Men’s dress is designed for utility; women’s dress is designed for beauty. It’s not a giant leap to see how pockets, or the lack thereof, reinforce sexist ideas of gender. Men are busy doing things; women are busy being looked at. Who needs pockets? …

Much has been written about how sexism dictates whether a garment gets usable pockets. While class unquestionably plays a part, men’s clothing tends to have capacious, visible pockets; women’s clothing tends to have small pockets, if any at all. Content with their pockets, men have little to say about them, but women have been complaining about the inadequacy of their pockets for more than a century. “One supremacy there is in men’s clothing… its adaptation to pockets,” Charlotte P. Gilman wrote for the New York Times in 1905. She continues, “Women have from time to time carried bags, sometimes sewn in, sometimes tied on, sometimes brandished in the hand, but a bag is not a pocket.”
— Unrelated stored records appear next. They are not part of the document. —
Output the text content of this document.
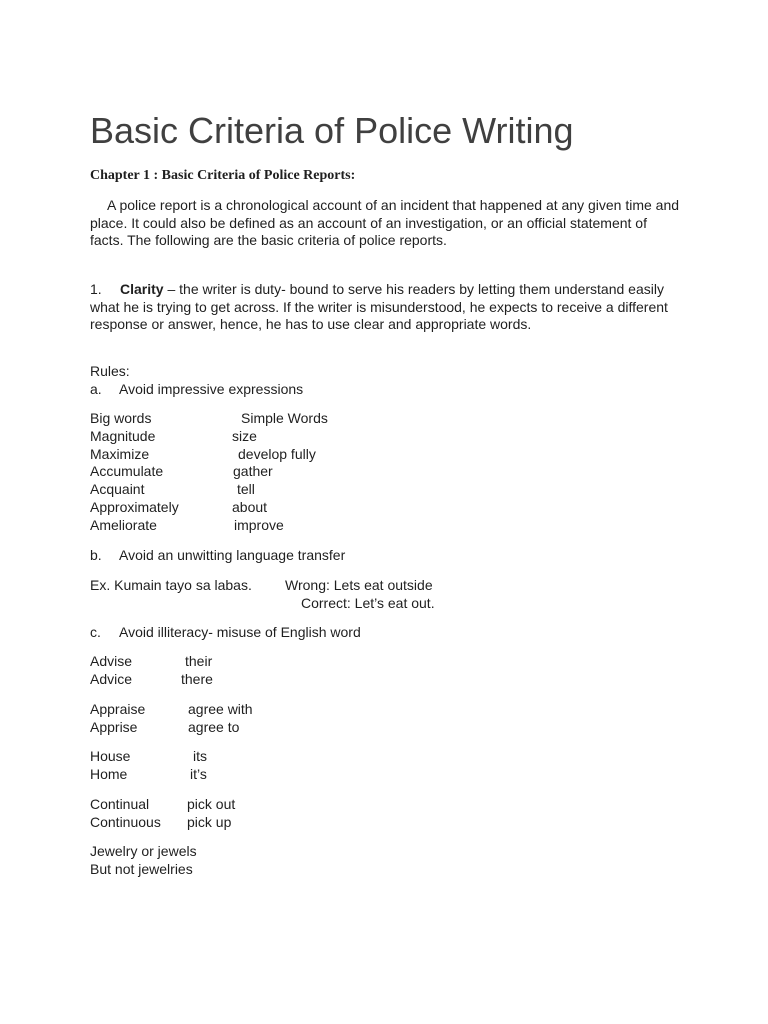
Basic Criteria of Police Writing
Chapter 1 : Basic Criteria of Police Reports:

A police report is a chronological account of an incident that happened at any given time and place. It could also be defined as an account of an investigation, or an official statement of facts. The following are the basic criteria of police reports.

1. Clarity – the writer is duty- bound to serve his readers by letting them understand easily what he is trying to get across. If the writer is misunderstood, he expects to receive a different response or answer, hence, he has to use clear and appropriate words.

Rules:

a. Avoid impressive expressions

Big words	Simple Words
Magnitude	size
Maximize	develop fully
Accumulate	gather
Acquaint	tell
Approximately	about
Ameliorate	improve

b. Avoid an unwitting language transfer

Ex. Kumain tayo sa labas. Wrong: Lets eat outside
Correct: Let’s eat out.

c. Avoid illiteracy- misuse of English word

Advise	their
Advice	there
Appraise	agree with
Apprise	agree to
House	its
Home	it’s
Continual	pick out
Continuous pick up
Jewelry or jewels
But not jewelries
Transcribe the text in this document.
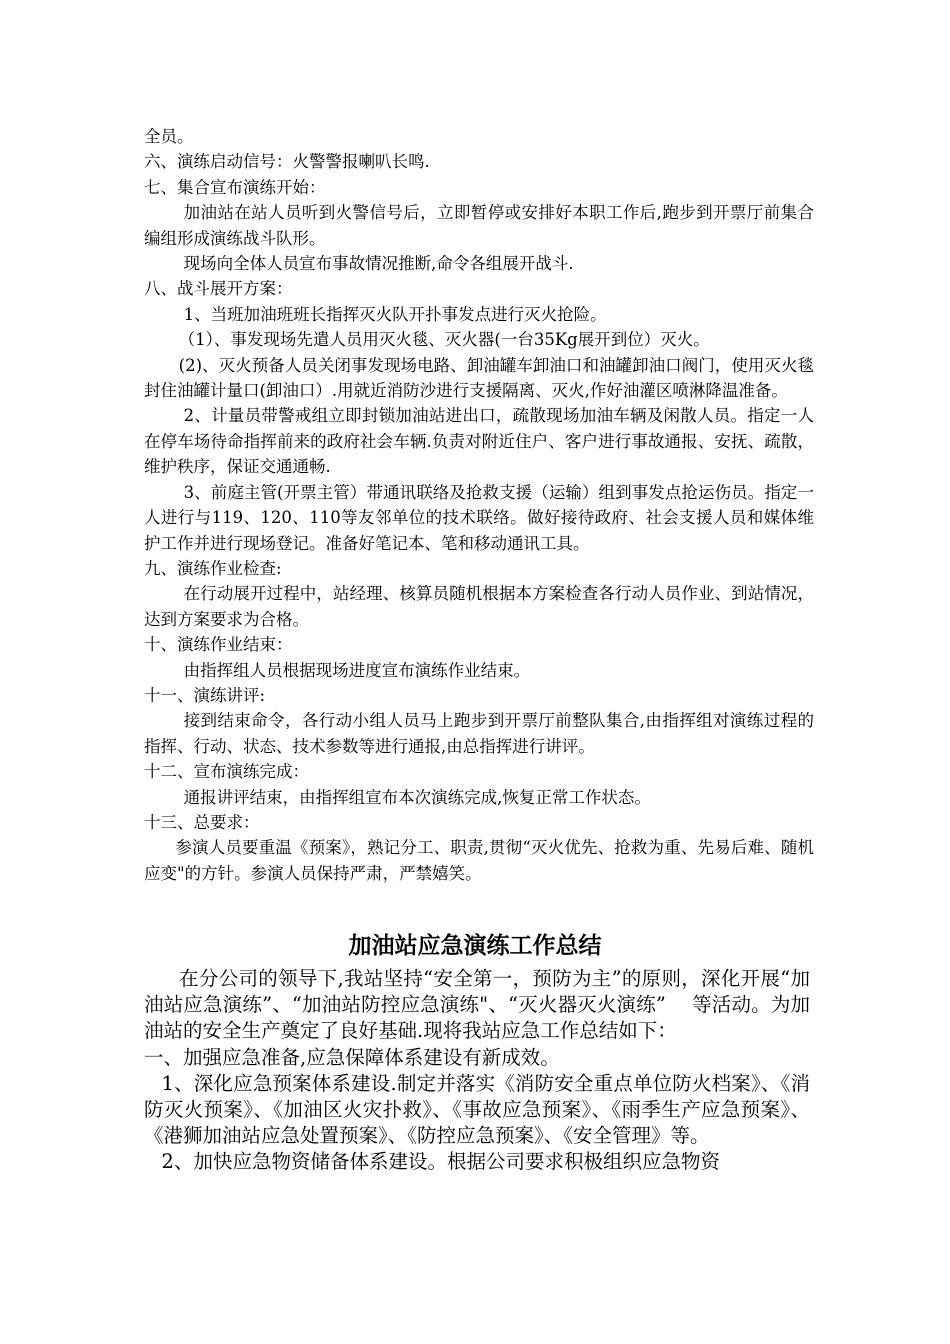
全员。

六、演练启动信号：火警警报喇叭长鸣.

七、集合宣布演练开始：

加油站在站人员听到火警信号后，立即暂停或安排好本职工作后,跑步到开票厅前集合编组形成演练战斗队形。

现场向全体人员宣布事故情况推断,命令各组展开战斗.

八、战斗展开方案：

1、当班加油班班长指挥灭火队开扑事发点进行灭火抢险。

（1）、事发现场先遣人员用灭火毯、灭火器(一台35Kg展开到位）灭火。

(2)、灭火预备人员关闭事发现场电路、卸油罐车卸油口和油罐卸油口阀门，使用灭火毯封住油罐计量口(卸油口）.用就近消防沙进行支援隔离、灭火,作好油灌区喷淋降温准备。

2、计量员带警戒组立即封锁加油站进出口，疏散现场加油车辆及闲散人员。指定一人在停车场待命指挥前来的政府社会车辆.负责对附近住户、客户进行事故通报、安抚、疏散，维护秩序，保证交通通畅.

3、前庭主管(开票主管）带通讯联络及抢救支援（运输）组到事发点抢运伤员。指定一人进行与119、120、110等友邻单位的技术联络。做好接待政府、社会支援人员和媒体维护工作并进行现场登记。准备好笔记本、笔和移动通讯工具。

九、演练作业检查:

在行动展开过程中，站经理、核算员随机根据本方案检查各行动人员作业、到站情况，达到方案要求为合格。

十、演练作业结束：

由指挥组人员根据现场进度宣布演练作业结束。

十一、演练讲评:

接到结束命令，各行动小组人员马上跑步到开票厅前整队集合,由指挥组对演练过程的指挥、行动、状态、技术参数等进行通报,由总指挥进行讲评。

十二、宣布演练完成：

通报讲评结束，由指挥组宣布本次演练完成,恢复正常工作状态。

十三、总要求：

参演人员要重温《预案》，熟记分工、职责,贯彻“灭火优先、抢救为重、先易后难、随机应变"的方针。参演人员保持严肃，严禁嬉笑。

加油站应急演练工作总结

在分公司的领导下,我站坚持“安全第一，预防为主”的原则，深化开展“加油站应急演练”、“加油站防控应急演练"、“灭火器灭火演练”　 等活动。为加油站的安全生产奠定了良好基础.现将我站应急工作总结如下：

一、加强应急准备,应急保障体系建设有新成效。

1、深化应急预案体系建设.制定并落实《消防安全重点单位防火档案》、《消防灭火预案》、《加油区火灾扑救》、《事故应急预案》、《雨季生产应急预案》、《港狮加油站应急处置预案》、《防控应急预案》、《安全管理》等。

2、加快应急物资储备体系建设。根据公司要求积极组织应急物资
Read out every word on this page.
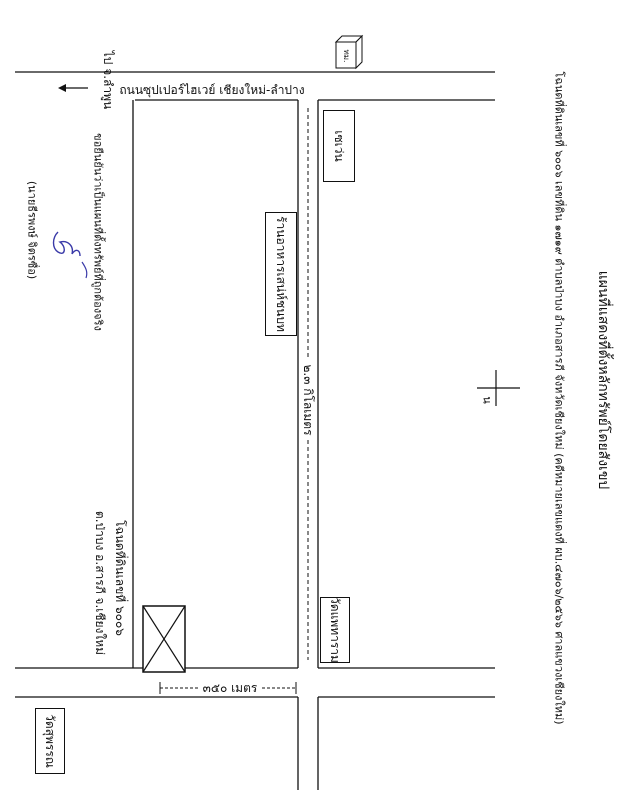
ทม.
แผนที่แสดงที่ตั้งหลักทรัพย์โดยสังเขป
โฉนดที่ดินเลขที่ ๖๐๐๖ เลขที่ดิน ๑๗๑๙ ตำบลป่าบง อำเภอสารภี จังหวัดเชียงใหม่ (คดีหมายเลขแดงที่ ผบ.๔๗๐๖/๒๕๖๖ ศาลแขวงเชียงใหม่)
น
ถนนซุปเปอร์ไฮเวย์ เชียงใหม่-ลำปาง
ไป จ.ลำพูน
เซเว่น
ร้านอาหารเสน่ห์ชนบท
วัดแพทาราม
วัดสุพรรณ
๒.๓ กิโลเมตร
๓๕๐ เมตร
โฉนดที่ดินเลขที่ ๖๐๐๖
ต.ป่าบง อ.สารภี จ.เชียงใหม่
ขอยืนยันว่าเป็นแผนที่ตั้งทรัพย์ที่ถูกต้องจริง
(นายธีรพงษ์ จิตรซื่อ)
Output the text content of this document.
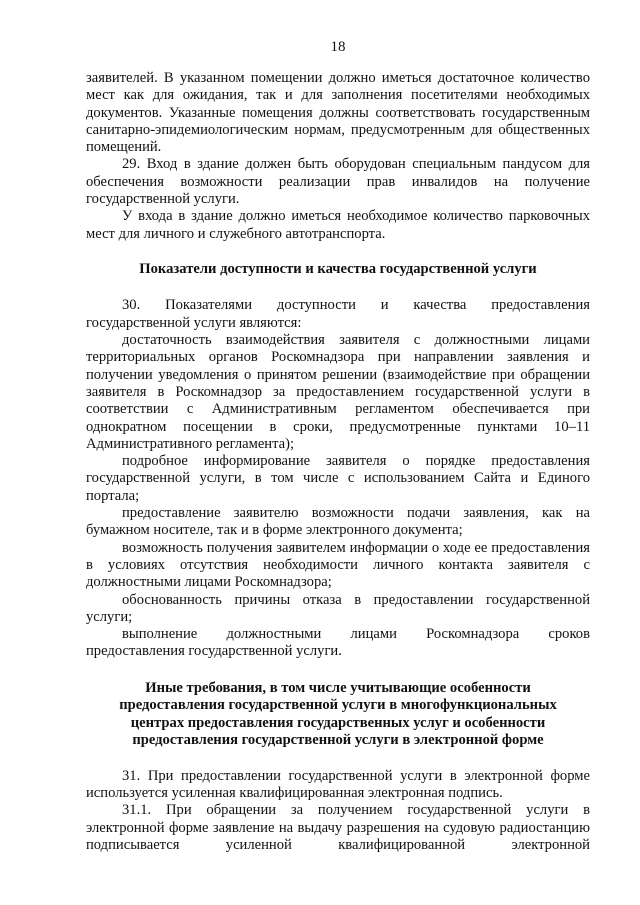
18

заявителей. В указанном помещении должно иметься достаточное количество мест как для ожидания, так и для заполнения посетителями необходимых документов. Указанные помещения должны соответствовать государственным санитарно-эпидемиологическим нормам, предусмотренным для общественных помещений.

29. Вход в здание должен быть оборудован специальным пандусом для обеспечения возможности реализации прав инвалидов на получение государственной услуги.

У входа в здание должно иметься необходимое количество парковочных мест для личного и служебного автотранспорта.

Показатели доступности и качества государственной услуги

30. Показателями доступности и качества предоставления государственной услуги являются:

достаточность взаимодействия заявителя с должностными лицами территориальных органов Роскомнадзора при направлении заявления и получении уведомления о принятом решении (взаимодействие при обращении заявителя в Роскомнадзор за предоставлением государственной услуги в соответствии с Административным регламентом обеспечивается при однократном посещении в сроки, предусмотренные пунктами 10–11 Административного регламента);

подробное информирование заявителя о порядке предоставления государственной услуги, в том числе с использованием Сайта и Единого портала;

предоставление заявителю возможности подачи заявления, как на бумажном носителе, так и в форме электронного документа;

возможность получения заявителем информации о ходе ее предоставления в условиях отсутствия необходимости личного контакта заявителя с должностными лицами Роскомнадзора;

обоснованность причины отказа в предоставлении государственной услуги;

выполнение должностными лицами Роскомнадзора сроков предоставления государственной услуги.

Иные требования, в том числе учитывающие особенности
предоставления государственной услуги в многофункциональных
центрах предоставления государственных услуг и особенности
предоставления государственной услуги в электронной форме

31. При предоставлении государственной услуги в электронной форме используется усиленная квалифицированная электронная подпись.

31.1. При обращении за получением государственной услуги в электронной форме заявление на выдачу разрешения на судовую радиостанцию подписывается усиленной квалифицированной электронной
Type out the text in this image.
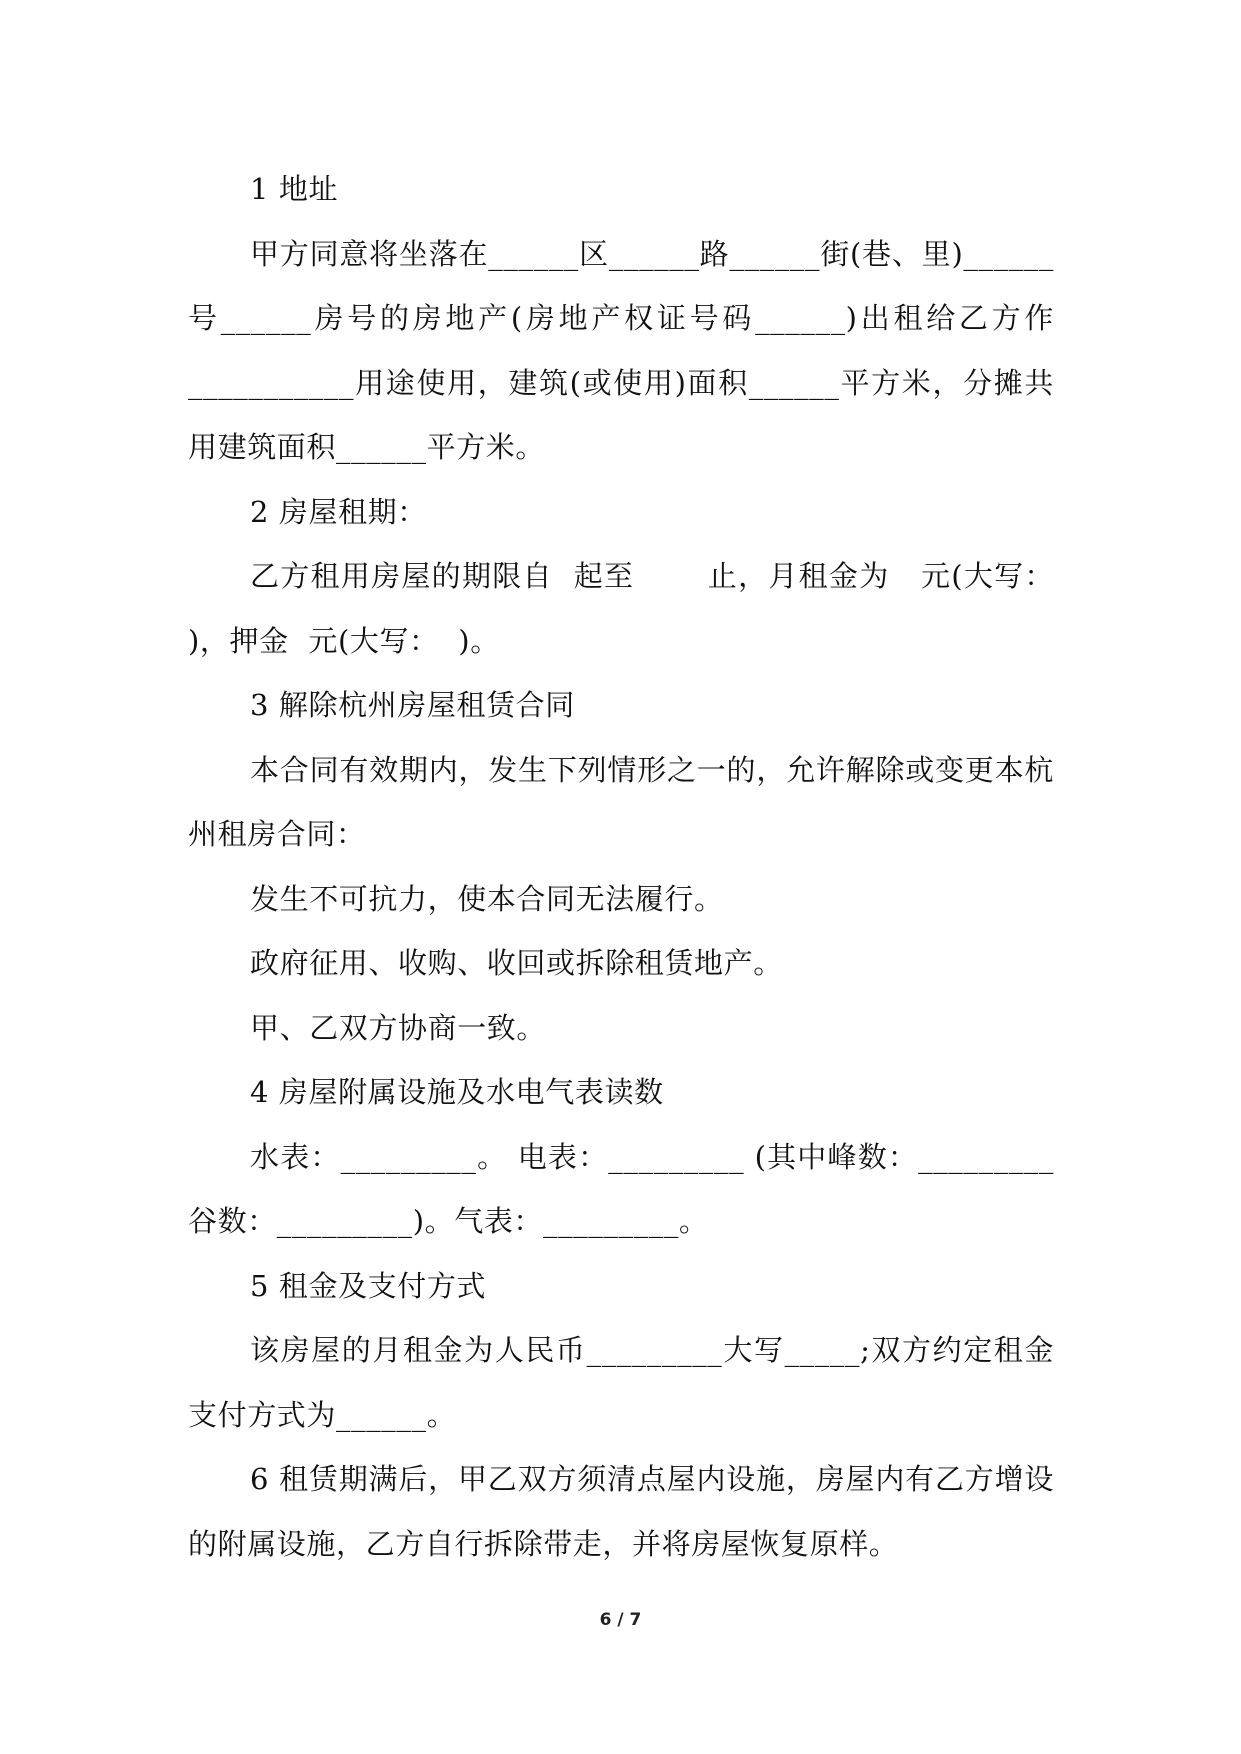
1 地址

甲方同意将坐落在______区______路______街(巷、里)______号______房号的房地产(房地产权证号码______)出租给乙方作___________用途使用，建筑(或使用)面积______平方米，分摊共用建筑面积______平方米。

2 房屋租期：

乙方租用房屋的期限自  起至       止，月租金为   元(大写：  )，押金  元(大写：  )。

3 解除杭州房屋租赁合同

本合同有效期内，发生下列情形之一的，允许解除或变更本杭州租房合同：

发生不可抗力，使本合同无法履行。

政府征用、收购、收回或拆除租赁地产。

甲、乙双方协商一致。

4 房屋附属设施及水电气表读数

水表：_________。 电表：_________ (其中峰数：_________谷数：_________)。气表：_________。

5 租金及支付方式

该房屋的月租金为人民币_________大写_____;双方约定租金支付方式为______。

6 租赁期满后，甲乙双方须清点屋内设施，房屋内有乙方增设的附属设施，乙方自行拆除带走，并将房屋恢复原样。

6 / 7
Truer words have rarely been written. A bag is not a pocket, and pockets — more than pants, more than ties, more than boxer-briefs, even more than suits — are the great clothing gender divide. Pockets are political, but probably not in the way you’d first expect.

Once upon a time, everyone carried bags. In the Medieval era, both men and women tied their bags to the waist or wore them suspended from belts; these bags looked very much like Renfaire fanny packs. As the rural world grew more urban and criminals more sophisticated, people cunningly hid their external pockets under layers of clothing to hinder cutpurses; men’s jackets and women’s petticoats were outfitted with little slits that allowed to you access your tied-on pockets through your clothing.